Thursday, February 18, 2016

The Myth of Lessons Learned

We’ve all been there. We are starting a project, we are working on a project, we are about to finish a project and we know, we just know someone has done something like this before. So what do we do? Well, all good companies have a “Lessons Learned Knowledge Base,” a store of historical information and lessons learned about both the outcomes of previous project decisions and previous project performance.  So says the Project Management Institute.  But wait, you can’t seem to find yours. People say we did something like that a few years back.  So why is it so hard to find out what happened?

It’s so hard because most companies do not have an easy way to find lessons learned if they keep them at all.  Do you know where to find them in your company? If so, you are one of the lucky ones.  If not, join the crowd.  Of course we are all responsible.  This is not just a Program Management or Quality responsibility, although they deserve much of the credit or blame. When you finished your last project there were actions and decisions that worked well and others, not so well.  Where did you record these actions so others could benefit from your experience? And can others find these results?

In most companies / organizations, small, medium and especially large, Lessons Learned are a Myth.  Do something about it. In both the short and long run, using tools and techniques to make decisions that have been proven to work before makes money; making the same mistakes over again doesn’t.

Monday, February 8, 2016

In any given ocean project from concept to completion there are usually around a 100 major steps.   Somewhere within these  steps will be the design, manufacture, termination and maintenance of the cable that is to be used in an undersea environment.   Cables could develop into becoming the weak link of an ocean system based on a number of factors and require attention.  To get the cable you need that assures your ocean system functions properly, and can be built in the scheduled time and stays within budget, the following steps are basic but very essential:
  •      Know what you need
  •      Communicate your needs to the cable supplier
  •      Manage the procurement cycle; do not strictly depend on the supplier

The first step in getting the cable you need is to get a firm grip on the cable and performance requirements.   Focus first on the key requirements of working tension, power demand, communications needed, and size and weight constraints.  More often important requirements are forgotten rather than done improperly so developing a check list of cable requirements is a useful way to check that potential requirements are covered.

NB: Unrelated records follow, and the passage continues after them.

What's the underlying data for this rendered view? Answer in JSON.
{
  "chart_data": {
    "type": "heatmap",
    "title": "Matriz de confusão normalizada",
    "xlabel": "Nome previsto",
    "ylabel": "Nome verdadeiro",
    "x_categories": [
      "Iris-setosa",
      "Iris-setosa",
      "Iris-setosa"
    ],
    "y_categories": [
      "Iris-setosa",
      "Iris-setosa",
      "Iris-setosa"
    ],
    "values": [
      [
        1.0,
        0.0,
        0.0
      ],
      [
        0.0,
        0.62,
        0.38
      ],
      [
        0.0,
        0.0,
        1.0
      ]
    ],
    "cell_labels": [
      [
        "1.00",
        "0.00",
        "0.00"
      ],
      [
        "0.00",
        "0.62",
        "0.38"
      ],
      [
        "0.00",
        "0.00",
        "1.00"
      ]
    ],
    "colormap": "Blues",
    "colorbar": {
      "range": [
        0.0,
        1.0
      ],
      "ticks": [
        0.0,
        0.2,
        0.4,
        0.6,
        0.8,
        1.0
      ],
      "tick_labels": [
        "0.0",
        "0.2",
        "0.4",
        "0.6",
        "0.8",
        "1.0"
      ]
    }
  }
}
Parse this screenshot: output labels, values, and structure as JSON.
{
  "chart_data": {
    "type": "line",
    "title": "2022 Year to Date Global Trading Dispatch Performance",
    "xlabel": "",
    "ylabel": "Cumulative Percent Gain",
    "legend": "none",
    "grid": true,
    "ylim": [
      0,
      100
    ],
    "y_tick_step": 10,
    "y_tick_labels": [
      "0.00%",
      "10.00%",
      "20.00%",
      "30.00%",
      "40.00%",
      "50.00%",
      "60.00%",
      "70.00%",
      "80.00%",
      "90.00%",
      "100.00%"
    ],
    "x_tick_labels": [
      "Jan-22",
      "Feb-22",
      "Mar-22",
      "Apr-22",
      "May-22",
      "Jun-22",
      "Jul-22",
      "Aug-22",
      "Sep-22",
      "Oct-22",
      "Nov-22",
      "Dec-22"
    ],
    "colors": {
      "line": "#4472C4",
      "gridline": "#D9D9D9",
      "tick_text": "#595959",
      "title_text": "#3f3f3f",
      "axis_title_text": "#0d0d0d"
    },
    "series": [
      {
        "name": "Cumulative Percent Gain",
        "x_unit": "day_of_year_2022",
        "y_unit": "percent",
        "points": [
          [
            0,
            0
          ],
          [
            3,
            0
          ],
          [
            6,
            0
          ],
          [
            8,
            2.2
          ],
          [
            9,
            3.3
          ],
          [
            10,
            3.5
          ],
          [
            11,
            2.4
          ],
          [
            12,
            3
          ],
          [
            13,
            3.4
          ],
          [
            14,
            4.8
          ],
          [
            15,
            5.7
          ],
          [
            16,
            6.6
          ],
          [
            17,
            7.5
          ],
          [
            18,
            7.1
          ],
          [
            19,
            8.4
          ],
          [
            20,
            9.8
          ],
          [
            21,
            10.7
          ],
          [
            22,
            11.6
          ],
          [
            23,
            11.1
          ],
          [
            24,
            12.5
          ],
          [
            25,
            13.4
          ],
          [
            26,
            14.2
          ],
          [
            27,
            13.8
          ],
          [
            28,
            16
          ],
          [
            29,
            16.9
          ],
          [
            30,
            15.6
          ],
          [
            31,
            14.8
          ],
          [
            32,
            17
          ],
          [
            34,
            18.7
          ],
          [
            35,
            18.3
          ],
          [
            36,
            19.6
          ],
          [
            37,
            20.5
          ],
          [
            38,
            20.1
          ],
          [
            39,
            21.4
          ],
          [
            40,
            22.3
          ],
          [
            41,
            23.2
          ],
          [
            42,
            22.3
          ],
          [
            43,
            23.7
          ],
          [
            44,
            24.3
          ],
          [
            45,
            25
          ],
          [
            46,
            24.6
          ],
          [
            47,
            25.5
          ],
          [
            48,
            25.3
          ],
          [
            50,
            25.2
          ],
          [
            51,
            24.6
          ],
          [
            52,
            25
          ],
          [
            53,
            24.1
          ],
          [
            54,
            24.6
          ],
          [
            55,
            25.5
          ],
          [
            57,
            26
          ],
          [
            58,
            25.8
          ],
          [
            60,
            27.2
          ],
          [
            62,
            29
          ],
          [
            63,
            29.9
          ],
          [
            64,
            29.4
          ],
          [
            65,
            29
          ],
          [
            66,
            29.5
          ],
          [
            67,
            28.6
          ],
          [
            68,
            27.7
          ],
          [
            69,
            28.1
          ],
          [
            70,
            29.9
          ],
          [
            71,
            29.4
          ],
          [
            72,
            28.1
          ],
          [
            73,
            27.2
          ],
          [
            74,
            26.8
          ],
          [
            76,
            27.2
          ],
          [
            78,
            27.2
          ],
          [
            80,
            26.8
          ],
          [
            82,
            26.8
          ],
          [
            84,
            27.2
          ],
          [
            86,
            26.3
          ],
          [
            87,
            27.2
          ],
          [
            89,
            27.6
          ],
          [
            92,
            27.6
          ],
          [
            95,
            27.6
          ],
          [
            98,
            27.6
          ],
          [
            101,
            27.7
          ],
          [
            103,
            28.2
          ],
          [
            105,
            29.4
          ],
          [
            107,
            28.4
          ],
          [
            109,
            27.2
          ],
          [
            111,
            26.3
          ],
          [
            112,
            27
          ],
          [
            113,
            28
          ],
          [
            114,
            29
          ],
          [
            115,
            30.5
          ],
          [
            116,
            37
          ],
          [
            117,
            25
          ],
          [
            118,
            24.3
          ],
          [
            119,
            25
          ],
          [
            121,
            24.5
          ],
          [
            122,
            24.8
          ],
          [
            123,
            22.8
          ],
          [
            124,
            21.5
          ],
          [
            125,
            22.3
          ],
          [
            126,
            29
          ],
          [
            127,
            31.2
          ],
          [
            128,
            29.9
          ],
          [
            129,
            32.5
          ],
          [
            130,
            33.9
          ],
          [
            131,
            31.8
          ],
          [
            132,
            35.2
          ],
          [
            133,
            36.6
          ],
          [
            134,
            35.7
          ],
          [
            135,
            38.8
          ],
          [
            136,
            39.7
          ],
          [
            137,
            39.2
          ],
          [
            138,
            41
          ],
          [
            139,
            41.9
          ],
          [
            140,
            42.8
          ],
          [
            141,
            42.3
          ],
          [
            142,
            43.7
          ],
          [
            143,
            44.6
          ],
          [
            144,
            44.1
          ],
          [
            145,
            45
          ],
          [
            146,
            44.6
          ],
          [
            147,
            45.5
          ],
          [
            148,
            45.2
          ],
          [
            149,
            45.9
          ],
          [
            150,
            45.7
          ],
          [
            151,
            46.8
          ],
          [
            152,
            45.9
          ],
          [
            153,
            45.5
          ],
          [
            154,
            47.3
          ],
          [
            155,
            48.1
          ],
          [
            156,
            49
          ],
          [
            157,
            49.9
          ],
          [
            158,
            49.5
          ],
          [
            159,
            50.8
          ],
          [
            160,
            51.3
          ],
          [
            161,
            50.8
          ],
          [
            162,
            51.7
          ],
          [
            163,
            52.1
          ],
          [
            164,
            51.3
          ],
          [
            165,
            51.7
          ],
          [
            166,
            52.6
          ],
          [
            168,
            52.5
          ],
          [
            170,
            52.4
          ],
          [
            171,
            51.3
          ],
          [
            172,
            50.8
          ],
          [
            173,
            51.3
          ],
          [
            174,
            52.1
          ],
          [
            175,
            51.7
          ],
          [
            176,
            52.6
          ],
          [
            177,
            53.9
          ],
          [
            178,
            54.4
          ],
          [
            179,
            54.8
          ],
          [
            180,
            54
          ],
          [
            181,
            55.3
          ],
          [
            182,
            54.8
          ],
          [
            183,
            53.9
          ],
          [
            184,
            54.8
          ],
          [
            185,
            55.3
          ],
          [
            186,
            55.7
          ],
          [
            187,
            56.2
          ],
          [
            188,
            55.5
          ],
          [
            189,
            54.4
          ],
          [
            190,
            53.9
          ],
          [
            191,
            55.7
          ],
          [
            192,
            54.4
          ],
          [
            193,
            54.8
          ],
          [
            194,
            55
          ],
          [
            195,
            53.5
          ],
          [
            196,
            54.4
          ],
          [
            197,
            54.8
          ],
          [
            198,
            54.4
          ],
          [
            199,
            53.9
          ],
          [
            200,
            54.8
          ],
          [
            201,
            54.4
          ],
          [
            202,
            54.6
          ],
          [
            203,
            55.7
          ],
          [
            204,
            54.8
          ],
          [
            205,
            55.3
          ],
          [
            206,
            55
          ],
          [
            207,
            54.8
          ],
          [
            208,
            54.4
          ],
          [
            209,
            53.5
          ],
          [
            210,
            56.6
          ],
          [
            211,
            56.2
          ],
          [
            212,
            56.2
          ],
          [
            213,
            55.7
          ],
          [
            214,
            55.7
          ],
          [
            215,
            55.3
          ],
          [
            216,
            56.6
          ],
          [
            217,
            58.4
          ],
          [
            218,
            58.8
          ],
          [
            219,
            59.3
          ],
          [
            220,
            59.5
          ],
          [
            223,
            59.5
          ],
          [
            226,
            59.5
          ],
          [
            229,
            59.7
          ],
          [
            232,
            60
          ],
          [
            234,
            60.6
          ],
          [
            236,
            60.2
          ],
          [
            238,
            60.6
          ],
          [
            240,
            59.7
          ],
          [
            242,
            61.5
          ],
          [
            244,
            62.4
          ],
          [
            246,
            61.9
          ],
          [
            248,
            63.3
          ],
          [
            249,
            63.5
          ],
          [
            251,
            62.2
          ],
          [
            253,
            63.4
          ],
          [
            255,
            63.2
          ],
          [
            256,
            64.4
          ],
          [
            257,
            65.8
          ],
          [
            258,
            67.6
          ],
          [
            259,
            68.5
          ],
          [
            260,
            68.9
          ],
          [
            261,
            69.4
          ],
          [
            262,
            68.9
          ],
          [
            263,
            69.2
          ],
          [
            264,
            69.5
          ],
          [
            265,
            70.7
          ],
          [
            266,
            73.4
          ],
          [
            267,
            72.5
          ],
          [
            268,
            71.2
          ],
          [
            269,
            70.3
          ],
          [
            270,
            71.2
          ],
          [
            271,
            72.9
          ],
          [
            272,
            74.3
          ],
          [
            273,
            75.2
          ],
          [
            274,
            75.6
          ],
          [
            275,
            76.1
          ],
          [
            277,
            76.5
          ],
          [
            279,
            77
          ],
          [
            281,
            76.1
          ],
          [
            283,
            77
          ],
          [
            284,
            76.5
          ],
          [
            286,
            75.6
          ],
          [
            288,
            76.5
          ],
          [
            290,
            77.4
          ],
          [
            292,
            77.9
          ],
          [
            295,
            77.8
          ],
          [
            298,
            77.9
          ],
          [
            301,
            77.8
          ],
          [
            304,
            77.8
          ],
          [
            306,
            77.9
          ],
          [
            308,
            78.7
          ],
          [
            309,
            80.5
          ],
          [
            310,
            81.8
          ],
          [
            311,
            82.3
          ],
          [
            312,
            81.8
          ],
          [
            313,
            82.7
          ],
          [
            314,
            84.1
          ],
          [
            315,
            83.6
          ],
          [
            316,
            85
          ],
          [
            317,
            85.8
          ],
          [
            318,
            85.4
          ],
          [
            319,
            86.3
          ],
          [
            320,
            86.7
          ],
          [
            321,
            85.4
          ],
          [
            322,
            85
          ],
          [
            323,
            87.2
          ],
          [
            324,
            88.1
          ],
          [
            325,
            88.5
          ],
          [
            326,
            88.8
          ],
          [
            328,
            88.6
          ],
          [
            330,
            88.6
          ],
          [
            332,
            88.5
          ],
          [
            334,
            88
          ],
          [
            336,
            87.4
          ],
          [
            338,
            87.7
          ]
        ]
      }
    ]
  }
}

Once your requirements are in place they must be communicated to the cable supplier.   This is the job of the cable specification.  Cable specifications should be clear, complete, and concise.  As much as possible the requirements should be performance based rather than a specific design to allow the cable supplier the most freedom to meet your performance needs.   However, interfaces are one area where details are essential.

The final step in getting the cable you need is to manage your cable supplier during manufacture and test of the cable.   Make a plan.   The amount of effort expended in the plan depends on the complexity of the cable and how crucial it is to the project.  Maintain clear communications by establishing single points of contact and understanding the Quality Control system of your supplier.  Have regular meetings to keep current on program status.  Non-compliance issues must be addressed early which can only happen with good communication.  Have a thorough test program.  Testing of cable systems is a key to averting problems later in system operation.

Following a disciplined Program Quality approach of knowing your requirements, writing a good specification, and monitoring your supplier can prevent cable problems from occurring in your ocean system.